En el Perú, por ejemplo, muchos migrantes que históricamente dejaban el campo para ir a la ciudad –una tendencia demográfica que ocurre desde hace 80 años–, están buscando volver a sus pueblos de origen, huyendo ante la falta de trabajo y del miedo al contagio. Familias enteras duermen en medio de las calles, entre telas que amarran a los árboles, a la espera de su turno para entrar en los transportes que puedan acercarlos a sus comunidades, pequeñas aldeas sumergidas en medio de los Andes o el Amazonas. Para algunos el costo del viaje es tan alto que han tomado la decisión de hacer el éxodo a pie. Están dispuestos a recorrer cientos de kilómetros y, en muchos casos, sobrepasar los 5 mil metros de altura que exige el viaje con tal de escapar.

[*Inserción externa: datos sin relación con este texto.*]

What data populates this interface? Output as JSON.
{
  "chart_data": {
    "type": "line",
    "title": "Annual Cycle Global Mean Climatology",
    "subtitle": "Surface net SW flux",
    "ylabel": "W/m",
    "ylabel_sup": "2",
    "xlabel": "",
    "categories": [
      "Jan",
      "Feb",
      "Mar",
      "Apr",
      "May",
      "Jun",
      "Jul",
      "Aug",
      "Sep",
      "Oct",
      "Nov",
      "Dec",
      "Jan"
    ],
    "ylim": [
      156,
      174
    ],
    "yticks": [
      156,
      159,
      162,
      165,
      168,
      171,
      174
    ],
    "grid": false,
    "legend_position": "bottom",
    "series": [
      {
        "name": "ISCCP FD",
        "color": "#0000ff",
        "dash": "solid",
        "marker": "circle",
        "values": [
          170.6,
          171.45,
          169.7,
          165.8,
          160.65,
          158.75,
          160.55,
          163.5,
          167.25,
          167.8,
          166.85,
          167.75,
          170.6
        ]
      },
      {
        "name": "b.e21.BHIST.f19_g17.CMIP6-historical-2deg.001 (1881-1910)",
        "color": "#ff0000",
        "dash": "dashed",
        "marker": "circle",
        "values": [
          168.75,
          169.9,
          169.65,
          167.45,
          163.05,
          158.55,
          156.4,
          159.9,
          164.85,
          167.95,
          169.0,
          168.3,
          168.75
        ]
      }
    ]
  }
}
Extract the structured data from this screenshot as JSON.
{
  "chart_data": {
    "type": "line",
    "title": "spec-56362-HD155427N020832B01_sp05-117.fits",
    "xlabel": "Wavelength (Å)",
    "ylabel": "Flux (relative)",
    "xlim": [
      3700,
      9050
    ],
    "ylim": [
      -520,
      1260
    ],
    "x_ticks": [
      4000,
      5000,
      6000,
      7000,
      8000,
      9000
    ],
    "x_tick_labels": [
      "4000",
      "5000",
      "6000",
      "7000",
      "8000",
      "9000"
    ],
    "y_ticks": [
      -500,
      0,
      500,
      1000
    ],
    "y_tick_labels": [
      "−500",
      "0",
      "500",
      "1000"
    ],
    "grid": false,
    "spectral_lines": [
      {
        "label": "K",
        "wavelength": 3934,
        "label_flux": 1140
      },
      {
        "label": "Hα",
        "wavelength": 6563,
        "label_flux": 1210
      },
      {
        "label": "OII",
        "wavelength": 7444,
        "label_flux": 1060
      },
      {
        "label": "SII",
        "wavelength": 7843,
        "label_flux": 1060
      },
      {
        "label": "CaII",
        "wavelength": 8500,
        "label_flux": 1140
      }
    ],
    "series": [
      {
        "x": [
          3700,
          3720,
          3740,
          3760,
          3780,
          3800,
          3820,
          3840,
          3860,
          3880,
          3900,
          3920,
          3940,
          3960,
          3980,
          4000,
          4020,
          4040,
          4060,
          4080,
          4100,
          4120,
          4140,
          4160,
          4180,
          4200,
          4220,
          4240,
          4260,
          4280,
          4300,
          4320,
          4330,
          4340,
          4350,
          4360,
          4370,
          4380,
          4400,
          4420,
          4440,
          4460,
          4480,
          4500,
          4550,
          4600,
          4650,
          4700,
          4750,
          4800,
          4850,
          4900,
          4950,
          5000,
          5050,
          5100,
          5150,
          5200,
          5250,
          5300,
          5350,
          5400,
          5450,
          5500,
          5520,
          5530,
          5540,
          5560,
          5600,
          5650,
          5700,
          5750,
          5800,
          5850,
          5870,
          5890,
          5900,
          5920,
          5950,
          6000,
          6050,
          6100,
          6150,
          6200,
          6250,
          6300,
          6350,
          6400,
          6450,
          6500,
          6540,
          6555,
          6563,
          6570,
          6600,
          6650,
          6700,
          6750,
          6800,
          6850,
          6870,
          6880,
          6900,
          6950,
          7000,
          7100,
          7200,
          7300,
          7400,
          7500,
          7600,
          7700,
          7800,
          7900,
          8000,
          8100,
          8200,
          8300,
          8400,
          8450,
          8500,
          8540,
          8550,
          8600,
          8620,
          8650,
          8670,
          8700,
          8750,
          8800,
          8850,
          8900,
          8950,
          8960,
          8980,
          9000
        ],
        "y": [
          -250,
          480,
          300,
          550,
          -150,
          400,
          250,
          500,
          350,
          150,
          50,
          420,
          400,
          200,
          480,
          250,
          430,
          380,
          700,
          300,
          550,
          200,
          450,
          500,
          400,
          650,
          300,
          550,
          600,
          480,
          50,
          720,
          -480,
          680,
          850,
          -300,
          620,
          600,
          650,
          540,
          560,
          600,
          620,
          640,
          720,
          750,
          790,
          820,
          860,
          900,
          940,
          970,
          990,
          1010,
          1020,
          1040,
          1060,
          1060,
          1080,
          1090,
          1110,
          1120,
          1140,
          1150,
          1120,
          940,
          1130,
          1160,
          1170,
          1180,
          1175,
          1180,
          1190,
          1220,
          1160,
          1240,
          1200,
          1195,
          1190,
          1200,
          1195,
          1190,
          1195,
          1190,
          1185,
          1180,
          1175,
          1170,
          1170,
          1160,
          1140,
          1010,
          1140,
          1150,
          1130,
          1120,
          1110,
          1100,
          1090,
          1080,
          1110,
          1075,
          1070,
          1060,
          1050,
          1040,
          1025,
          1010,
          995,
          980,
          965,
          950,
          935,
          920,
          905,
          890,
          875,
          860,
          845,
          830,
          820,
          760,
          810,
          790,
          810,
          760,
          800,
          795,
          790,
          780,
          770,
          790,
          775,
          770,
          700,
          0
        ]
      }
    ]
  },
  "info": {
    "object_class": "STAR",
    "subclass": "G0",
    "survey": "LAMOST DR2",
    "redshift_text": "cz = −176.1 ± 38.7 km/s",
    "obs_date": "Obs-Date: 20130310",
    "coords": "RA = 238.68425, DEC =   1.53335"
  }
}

Estas historias lograron que pusiera las cosas en perspectiva. Vine a Barcelona con la idea de hacer algo que ayude a cambiar el status quo, ese en el que la pobreza existe sencillamente porque sí. Decidí entonces que debía concentrarme en mi proyecto de la maestría, el cual estoy desarrollando justamente para dar una solución al problema de la vivienda en sectores de ingresos muy bajos.
Recuperar ese propósito me llenó de energía. Pasé días enteros frente a la computadora pensando y diseñando. Desde entonces mi concepto ha dado un giro inesperado. Ataca el mismo problema, pero de una manera diferente. Es irónico, pero el aislamiento que tanto me había afectado en esas primeras semanas me ayudó a lograr los mayores avances para perfeccionar mi idea y hacerla más viable, más relevante.
Oliver Sacks, un gran neurólogo inglés, escribió que las enfermedades y los desórdenes mentales “pueden jugar un rol paradójico al tener la capacidad de despertar poderes que hasta entonces parecían dormidos”. Se refería a cómo las mismas limitaciones que nos impone la naturaleza pueden ser el combustible que se necesita para lograr cosas que de otra manera parecen imposibles. Creo que esto es verdad también en situaciones de crisis. ¿Mi proyecto habría progresado de la misma manera si no hubiese estado encerrado? Es difícil de predecir, pero la respuesta más probable es no. La creatividad, en gran medida, es generada por el contexto, por los obstáculos con los que nos encontramos y que debemos sobrepasar.
En todo caso lo que sí puedo decir con total seguridad es que queda mucho camino por recorrer para llevar este proyecto a la realidad. Sé también que no faltarán inconvenientes y otros tropiezos a los que me tendré que sobreponer. Sin embargo, siento que voy en la dirección correcta y la intuición, lo tengo claro, es el origen de las certezas.